No story like this  would be complete without taking some time to look at the truly silly myths.  Most of us know that R.F. power can be converted to heat, just like any other form of A.C. power. It is also fairly well known that high power radio stations often have "hot" components in the transmitter and antenna system.  But in the early days, some people actually believed that a prolonged keying of a CB transmitter could produce enough R.F. heat to melt ice off of their base antennas or burning the feet of birds that might indiscriminately land on one of the elements. Well, maybe that might be true, if they had 50,000 watts to key, instead of just 4......
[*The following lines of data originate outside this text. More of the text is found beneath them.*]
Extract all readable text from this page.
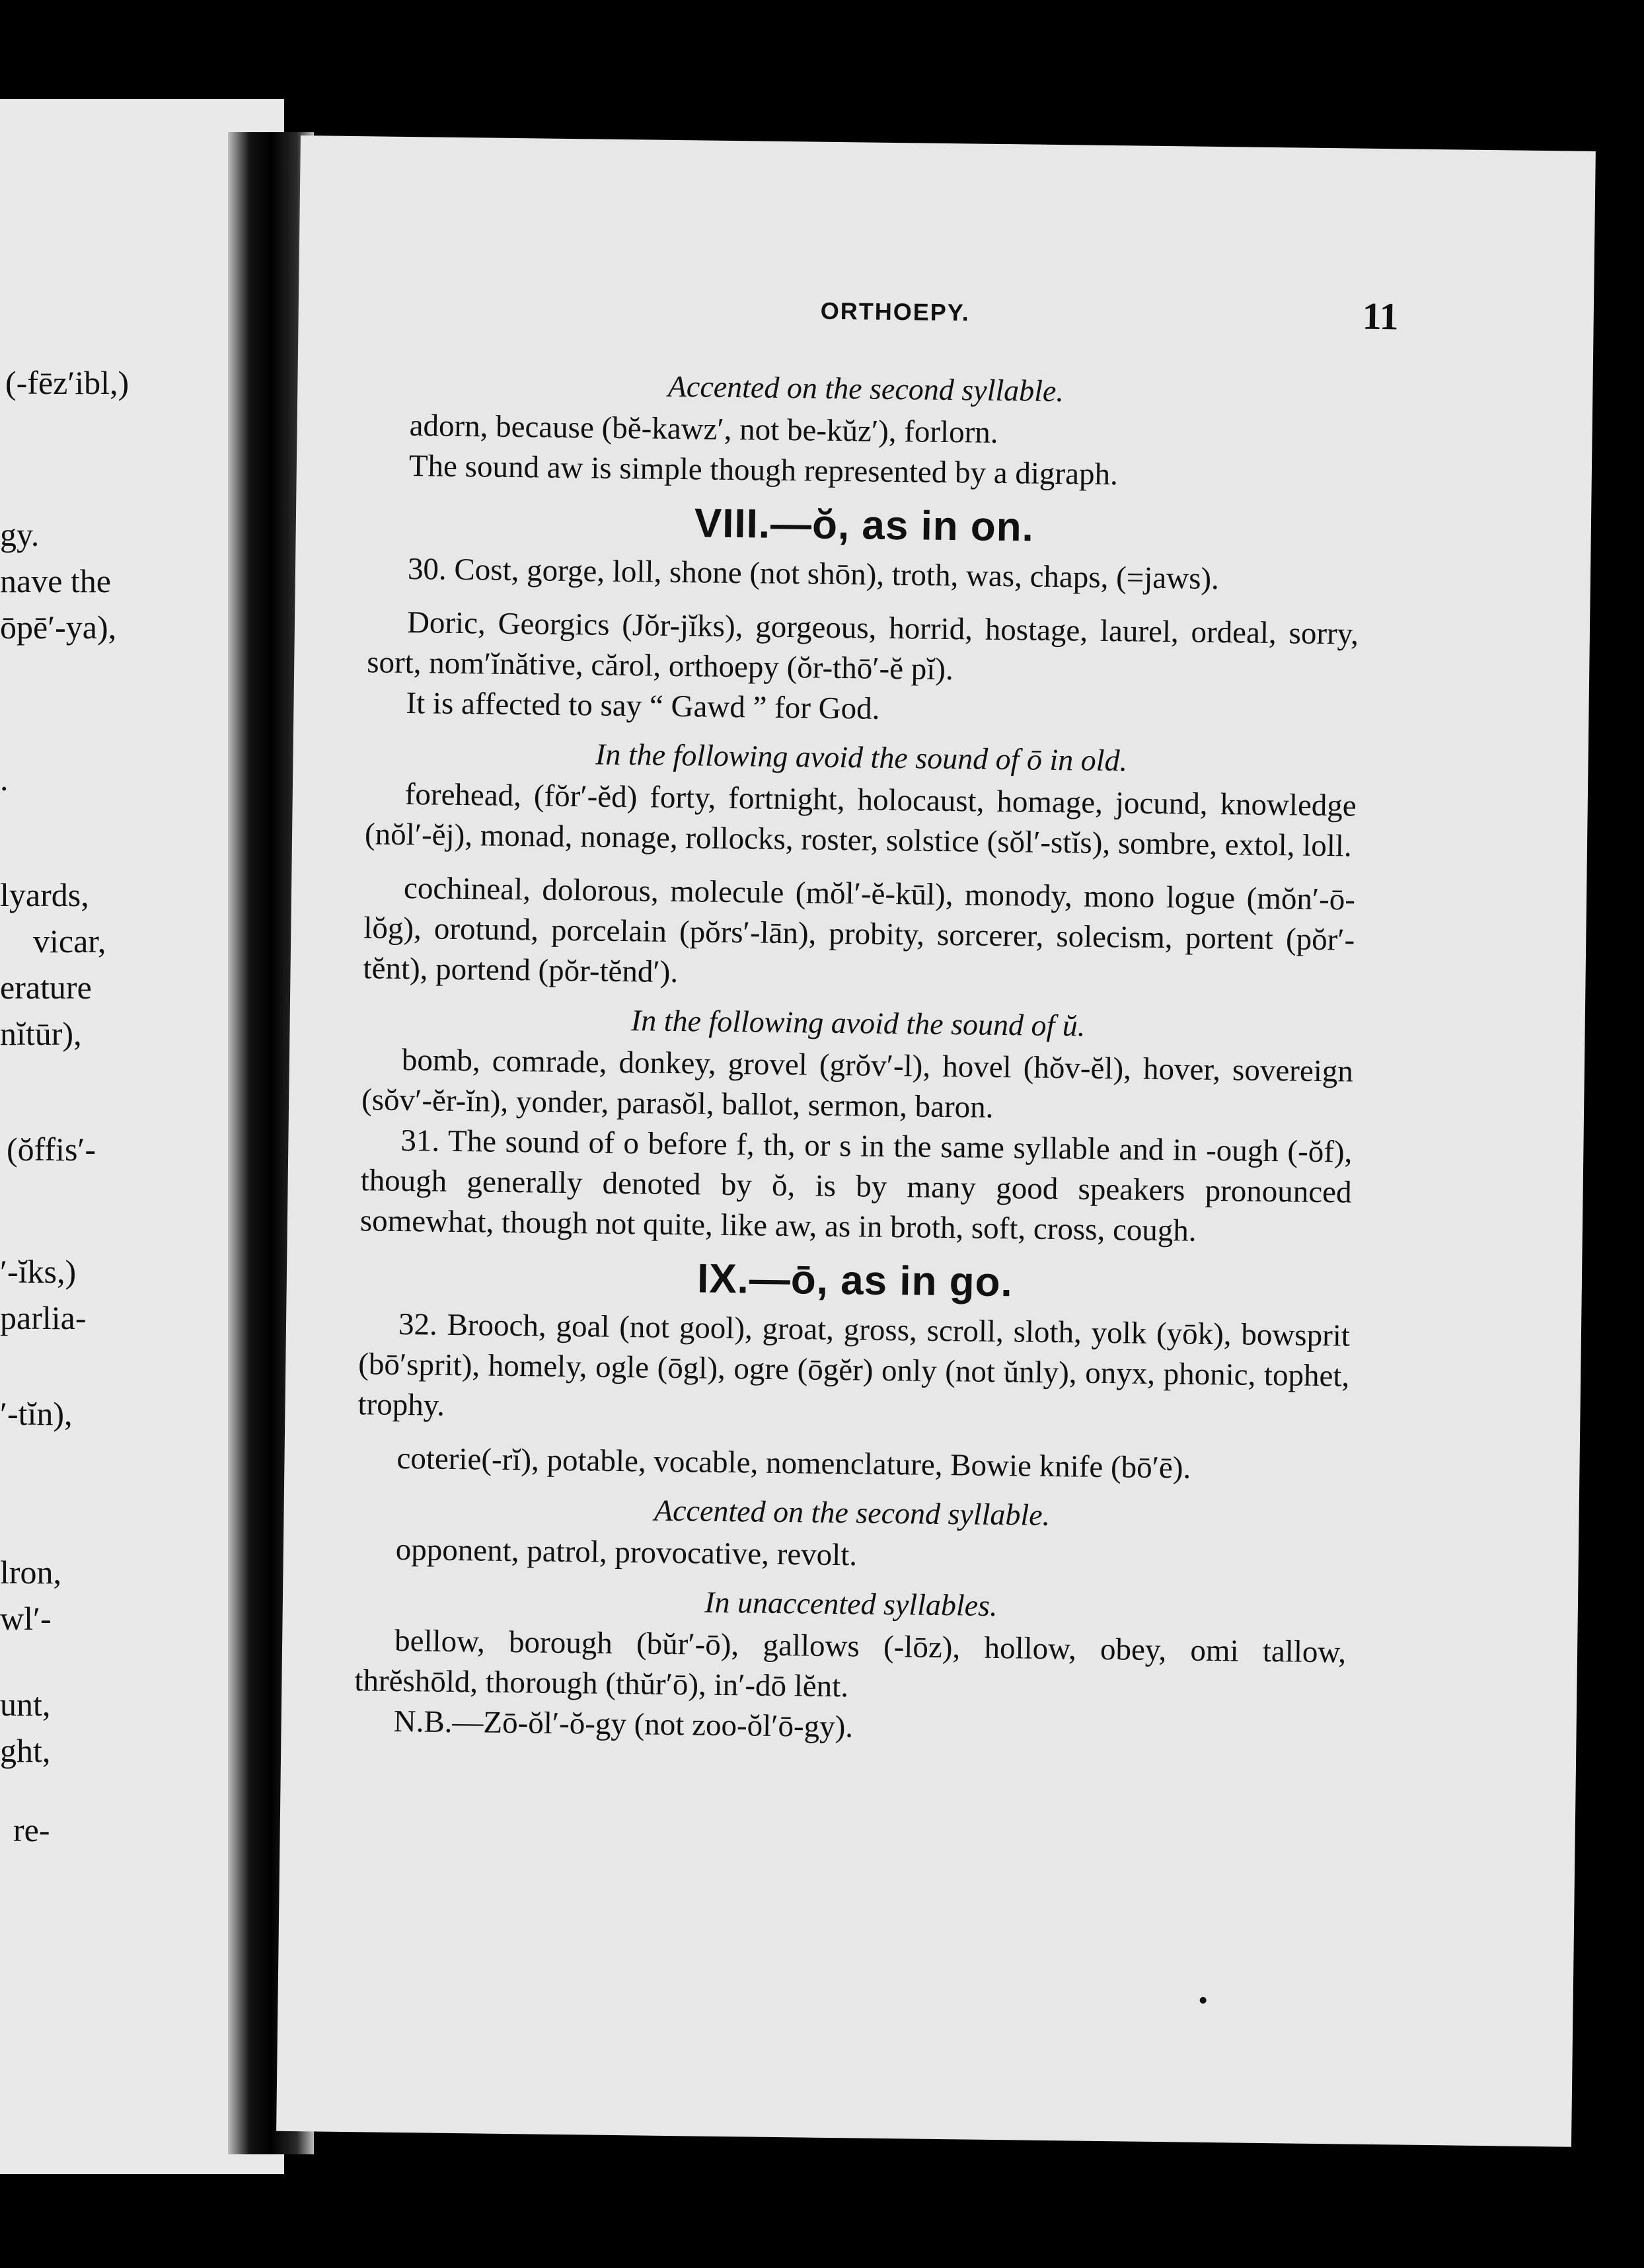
(-fēz′ibl,)
gy.
nave the
ōpē′-ya),
.
lyards,
vicar,
erature
nĭtūr),
(ŏffis′-
′-ĭks,)
parlia-
′-tĭn),
lron,
wl′-
unt,
ght,
re-
ORTHOEPY.	11
Accented on the second syllable.

adorn, because (bĕ-kawz′, not be-kŭz′), forlorn.

The sound aw is simple though represented by a digraph.

VIII.—ŏ, as in on.

30. Cost, gorge, loll, shone (not shōn), troth, was, chaps, (=jaws).

Doric, Georgics (Jŏr-jĭks), gorgeous, horrid, hostage, laurel, ordeal, sorry, sort, nom′ĭnătive, cărol, orthoepy (ŏr-thō′-ĕ pĭ).

It is affected to say “ Gawd ” for God.

In the following avoid the sound of ō in old.

forehead, (fŏr′-ĕd) forty, fortnight, holocaust, homage, jocund, knowledge (nŏl′-ĕj), monad, nonage, rollocks, roster, solstice (sŏl′-stĭs), sombre, extol, loll.

cochineal, dolorous, molecule (mŏl′-ĕ-kūl), monody, mono logue (mŏn′-ō-lŏg), orotund, porcelain (pŏrs′-lān), probity, sorcerer, solecism, portent (pŏr′-tĕnt), portend (pŏr-tĕnd′).

In the following avoid the sound of ŭ.

bomb, comrade, donkey, grovel (grŏv′-l), hovel (hŏv-ĕl), hover, sovereign (sŏv′-ĕr-ĭn), yonder, parasŏl, ballot, sermon, baron.

31. The sound of o before f, th, or s in the same syllable and in -ough (-ŏf), though generally denoted by ŏ, is by many good speakers pronounced somewhat, though not quite, like aw, as in broth, soft, cross, cough.

IX.—ō, as in go.

32. Brooch, goal (not gool), groat, gross, scroll, sloth, yolk (yōk), bowsprit (bō′sprit), homely, ogle (ōgl), ogre (ōgĕr) only (not ŭnly), onyx, phonic, tophet, trophy.

coterie(-rĭ), potable, vocable, nomenclature, Bowie knife (bō′ē).

Accented on the second syllable.

opponent, patrol, provocative, revolt.

In unaccented syllables.

bellow, borough (bŭr′-ō), gallows (-lōz), hollow, obey, omi tallow, thrĕshōld, thorough (thŭr′ō), in′-dō lĕnt.

N.B.—Zō-ŏl′-ŏ-gy (not zoo-ŏl′ō-gy).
Then there was the myth about the ability to pop out the receiver front end of another's station simply by pulling up in front of their house and flipping on a fairly large amplifier (and "large" in those days was anything over 150 watts).  I can remember a tale once told by one of our locals (Steve), where he claimed to have blown out the monitor radio in an FCC van, which had pulled in front of his house, by using some undisclosed amount of power.  Obviously Steve was just taking advantage of our naive ignorance to elevate his status, with this obvious untruth.  But Steve wasn't the only one who likes to bend or outright break the truth, there were others who were good at telling tall tales.  Back then, there were often threats made by people on the channels, to pull up in front of someone's house and pop their radios out.  But as crazy as it sounds, this myth was actually rooted in some factually based truth.  In the very early days of solid state radios, the front end transistors were sensitive to R.F. overload, and there were actual cases of the front ends popping on close encounters with other mobiles, where there can be less than 10 feet between antennas. They could also be blown by nearby lightning strikes.  But generally speaking, it took a fair amount of power to do this. As solid state circuits evolved, provisions were put in place to protect against strong R.F. overload (Ever wonder what those back to back diodes across the front end tank coil were for?). Indeed, I have been in close proximity to some fairly strong R.F. signals throughout  the years (Including an 8000 watt mobile parked in front of my house), and nothing has happened to any of my radios.  In the early 80's, when I first had a 500 watt amp in the truck, I used to feed back 10 watts of reflected power to mobiles parked adjacent to mine according to their in-line watt meters. The radio's "S" meter's moved and audio could be heard from the speaker with the radio turned off.  But no front end damage occurred. And so another myth is busted!

These were some examples of some of the "CB Science theories" that we used to believe back in the very earliest days of our CB hobby. There is no greater weapon to debunking these myths than education.  No, you don't need a graduate degree in engineering, but read a few books, and seek out those older and wiser, and soon you will be on your way to better operating.